My head was going to explode, you don't pick up when I call, you don't show up in any place we used to love but I thought you would at least open the door for me. When you moved to your family country house, I thought you needed some air and some silence and most of all time. So If it was what you needed from me is to give you time. I did, I kept my distance, saying I love you when you are not listening. But one month passed and still...silence.

Silent as the grave.

I couldn't help it, I drove there, stood by your door and kept knocking. My heart was threatening to stop beating when you didn't open. God, I felt so helpless. I knew it was crazy but what else could I have done?!

"Youssef, Youssef, please open the door. Youssef, it's me, it's Mariam." I cried out, knocking. Still no sign of movement.

"Please....Youssef....please...let me in. I .... I just ....want to....let me in. It's me.. Youssef..it's me and I love you. Op.."I froze when the door opened, my tears streaming down my face, I felt I haven't seen you since forever. You were standing there wearing black jeans, black T-shirt and your beard was slightly growing. You didn't look at me , your eyes were gazing at something behind me. And I desperately wanted you to look me in the eye but you turned around and walked away. I took a step inside. It was one of those houses where you spend the summer with your family or friends... I took more steps inside, my eyes searching till I found him, he was sitting on the grass of the garden , his back leaning on a huge old tree that stood there for years, I guess. Beside him was a swing set hanging from the tree. I walked up to him, slid down beside him. Still he didn't look at me, his eyes were fixed in front of him. Although there were inches between us, it felt like an ice berg standing between us. And I had to break the ice, somehow.

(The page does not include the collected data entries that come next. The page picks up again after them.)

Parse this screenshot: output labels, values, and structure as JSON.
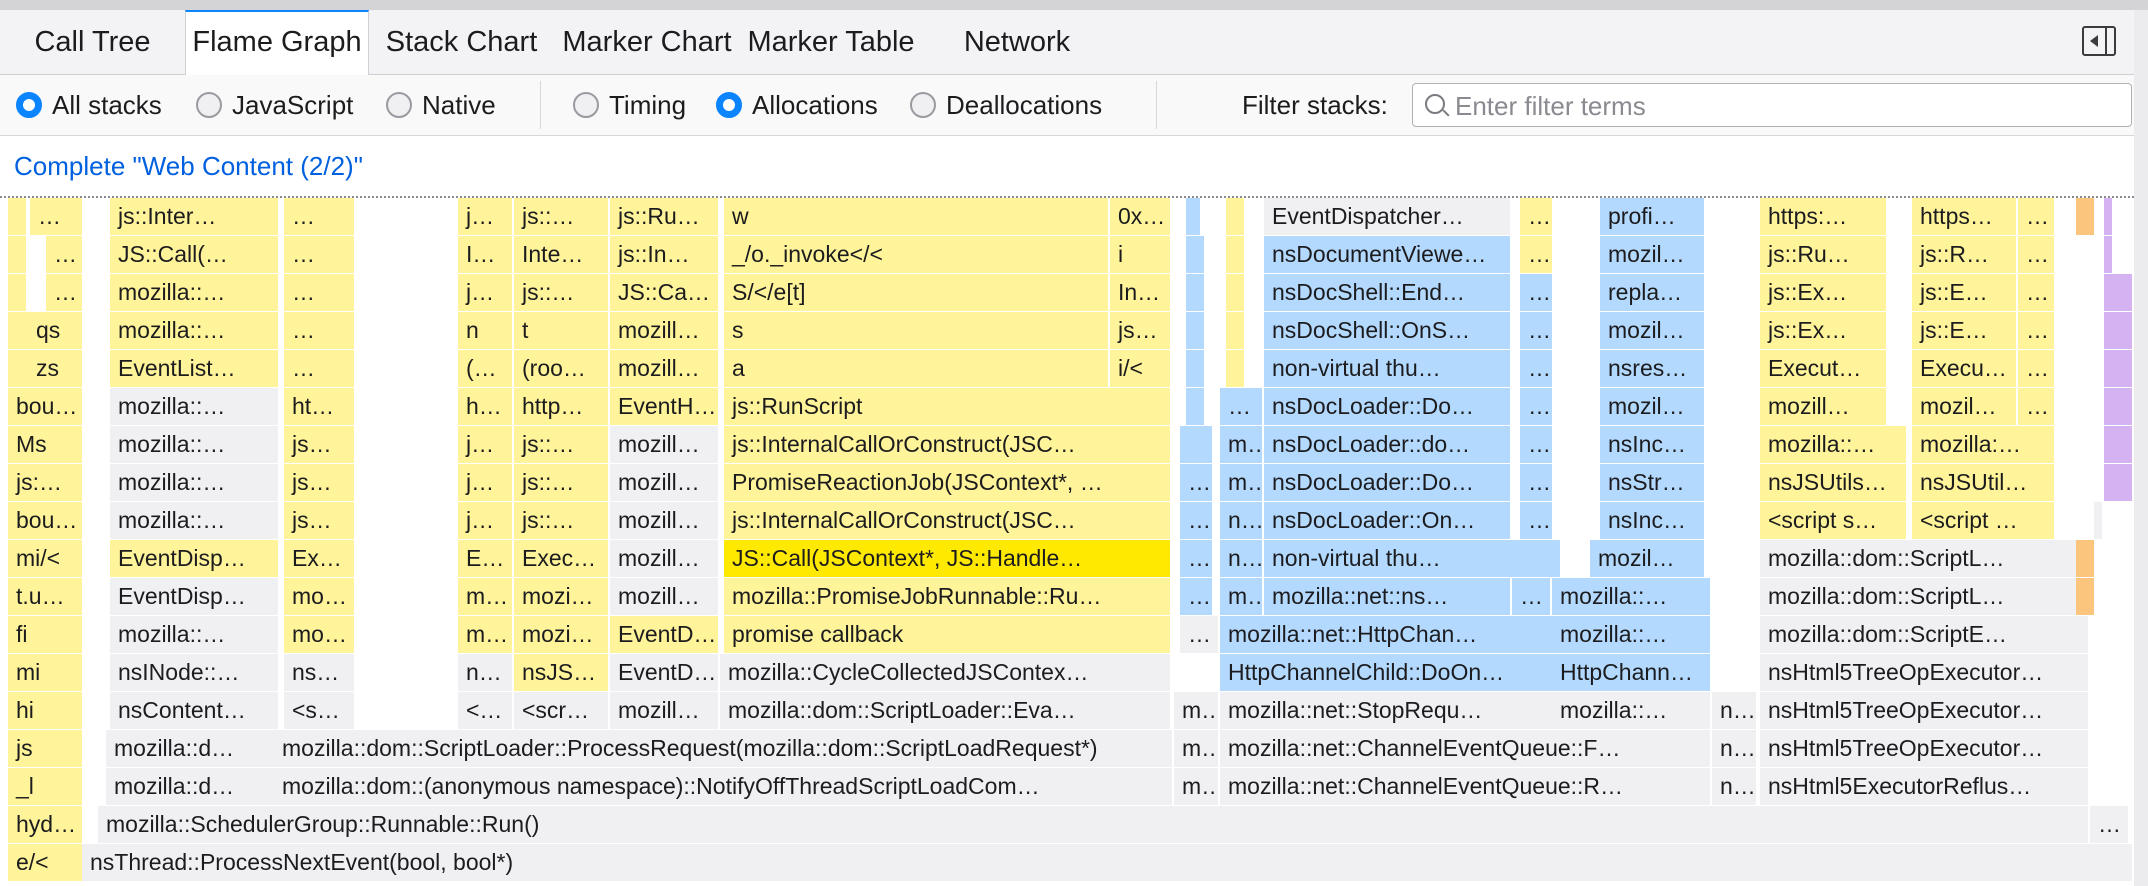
{
  "tabs": [
    {
      "label": "Call Tree",
      "selected": false
    },
    {
      "label": "Flame Graph",
      "selected": true
    },
    {
      "label": "Stack Chart",
      "selected": false
    },
    {
      "label": "Marker Chart",
      "selected": false
    },
    {
      "label": "Marker Table",
      "selected": false
    },
    {
      "label": "Network",
      "selected": false
    }
  ],
  "settings": {
    "stack_type": {
      "all_stacks": "All stacks",
      "javascript": "JavaScript",
      "native": "Native",
      "selected": "All stacks"
    },
    "summary": {
      "timing": "Timing",
      "allocations": "Allocations",
      "deallocations": "Deallocations",
      "selected": "Allocations"
    },
    "filter_label": "Filter stacks:",
    "filter_placeholder": "Enter filter terms",
    "filter_value": ""
  },
  "breadcrumb": "Complete \"Web Content (2/2)\"",
  "colors": {
    "js": "#fff49a",
    "graph": "#f0f0f2",
    "dom": "#b3d9ff",
    "selected": "#ffe900",
    "purple": "#d5b2f2",
    "orange": "#fbc57d",
    "accent": "#0a84ff"
  },
  "flame_rows": [
    [
      "…",
      "js::Inter…",
      "…",
      "j…",
      "js::…",
      "js::Ru…",
      "w",
      "0x…",
      "EventDispatcher…",
      "…",
      "profi…",
      "https:…",
      "https…",
      "…"
    ],
    [
      "…",
      "JS::Call(…",
      "…",
      "I…",
      "Inte…",
      "js::In…",
      "_/o._invoke</<",
      "i",
      "nsDocumentViewe…",
      "…",
      "mozil…",
      "js::Ru…",
      "js::R…",
      "…"
    ],
    [
      "…",
      "mozilla::…",
      "…",
      "j…",
      "js::…",
      "JS::Ca…",
      "S/</e[t]",
      "In…",
      "nsDocShell::End…",
      "…",
      "repla…",
      "js::Ex…",
      "js::E…",
      "…"
    ],
    [
      "qs",
      "mozilla::…",
      "…",
      "n",
      "t",
      "mozill…",
      "s",
      "js…",
      "nsDocShell::OnS…",
      "…",
      "mozil…",
      "js::Ex…",
      "js::E…",
      "…"
    ],
    [
      "zs",
      "EventList…",
      "…",
      "(…",
      "(roo…",
      "mozill…",
      "a",
      "i/<",
      "non-virtual thu…",
      "…",
      "nsres…",
      "Execut…",
      "Execu…",
      "…"
    ],
    [
      "bou…",
      "mozilla::…",
      "ht…",
      "h…",
      "http…",
      "EventH…",
      "js::RunScript",
      "…",
      "nsDocLoader::Do…",
      "…",
      "mozil…",
      "mozill…",
      "mozil…",
      "…"
    ],
    [
      "Ms",
      "mozilla::…",
      "js…",
      "j…",
      "js::…",
      "mozill…",
      "js::InternalCallOrConstruct(JSC…",
      "m…",
      "nsDocLoader::do…",
      "…",
      "nsInc…",
      "mozilla::…",
      "mozilla:…"
    ],
    [
      "js:…",
      "mozilla::…",
      "js…",
      "j…",
      "js::…",
      "mozill…",
      "PromiseReactionJob(JSContext*, …",
      "…",
      "m…",
      "nsDocLoader::Do…",
      "…",
      "nsStr…",
      "nsJSUtils…",
      "nsJSUtil…"
    ],
    [
      "bou…",
      "mozilla::…",
      "js…",
      "j…",
      "js::…",
      "mozill…",
      "js::InternalCallOrConstruct(JSC…",
      "…",
      "n…",
      "nsDocLoader::On…",
      "…",
      "nsInc…",
      "<script s…",
      "<script …"
    ],
    [
      "mi/<",
      "EventDisp…",
      "Ex…",
      "E…",
      "Exec…",
      "mozill…",
      "JS::Call(JSContext*, JS::Handle…",
      "…",
      "n…",
      "non-virtual thu…",
      "mozil…",
      "mozilla::dom::ScriptL…"
    ],
    [
      "t.u…",
      "EventDisp…",
      "mo…",
      "m…",
      "mozi…",
      "mozill…",
      "mozilla::PromiseJobRunnable::Ru…",
      "…",
      "m…",
      "mozilla::net::ns…",
      "…",
      "mozilla::…",
      "mozilla::dom::ScriptL…"
    ],
    [
      "fi",
      "mozilla::…",
      "mo…",
      "m…",
      "mozi…",
      "EventD…",
      "promise callback",
      "…",
      "mozilla::net::HttpChan…",
      "mozilla::…",
      "mozilla::dom::ScriptE…"
    ],
    [
      "mi",
      "nsINode::…",
      "ns…",
      "n…",
      "nsJS…",
      "EventD…",
      "mozilla::CycleCollectedJSContex…",
      "HttpChannelChild::DoOn…",
      "HttpChann…",
      "nsHtml5TreeOpExecutor…"
    ],
    [
      "hi",
      "nsContent…",
      "<s…",
      "<…",
      "<scr…",
      "mozill…",
      "mozilla::dom::ScriptLoader::Eva…",
      "m…",
      "mozilla::net::StopRequ…",
      "mozilla::…",
      "n…",
      "nsHtml5TreeOpExecutor…"
    ],
    [
      "js",
      "mozilla::d…",
      "mozilla::dom::ScriptLoader::ProcessRequest(mozilla::dom::ScriptLoadRequest*)",
      "m…",
      "mozilla::net::ChannelEventQueue::F…",
      "n…",
      "nsHtml5TreeOpExecutor…"
    ],
    [
      "_l",
      "mozilla::d…",
      "mozilla::dom::(anonymous namespace)::NotifyOffThreadScriptLoadCom…",
      "m…",
      "mozilla::net::ChannelEventQueue::R…",
      "n…",
      "nsHtml5ExecutorReflus…"
    ],
    [
      "hyd…",
      "mozilla::SchedulerGroup::Runnable::Run()",
      "…"
    ],
    [
      "e/<",
      "nsThread::ProcessNextEvent(bool, bool*)"
    ]
  ]
}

"I see you...I ...feel you..." I turned my head towards him.

"I know you think no one understands, no one can understand but .... But I do." He still didn't move or look at me. So I took his hand and put it right on my heart , my hand on his.

"Does that feel wrong to you, Youssef? Just listen to my heart, does it feel wrong to you? "

"If you only look deeply in my eyes, you'll see the scars hidden in your heart." I continued , the tears threatening to fall.

"Let me carry the pain with you ...share it with you..we can go through this...together" I said, his hand rested on my heart. And finally his eyes met mine, for a fleeting moment.

"I'm leaving" were the first words that got out of him.

"You're...what?" Perhaps I didn't hear it right, perhaps he meant something else. Perhaps...

"I'm going to Jerusalem. Tomorrow."

My heart stopped that time.

P.S : The theme of the chapter *Say something I'm giving up on you* by Great big world.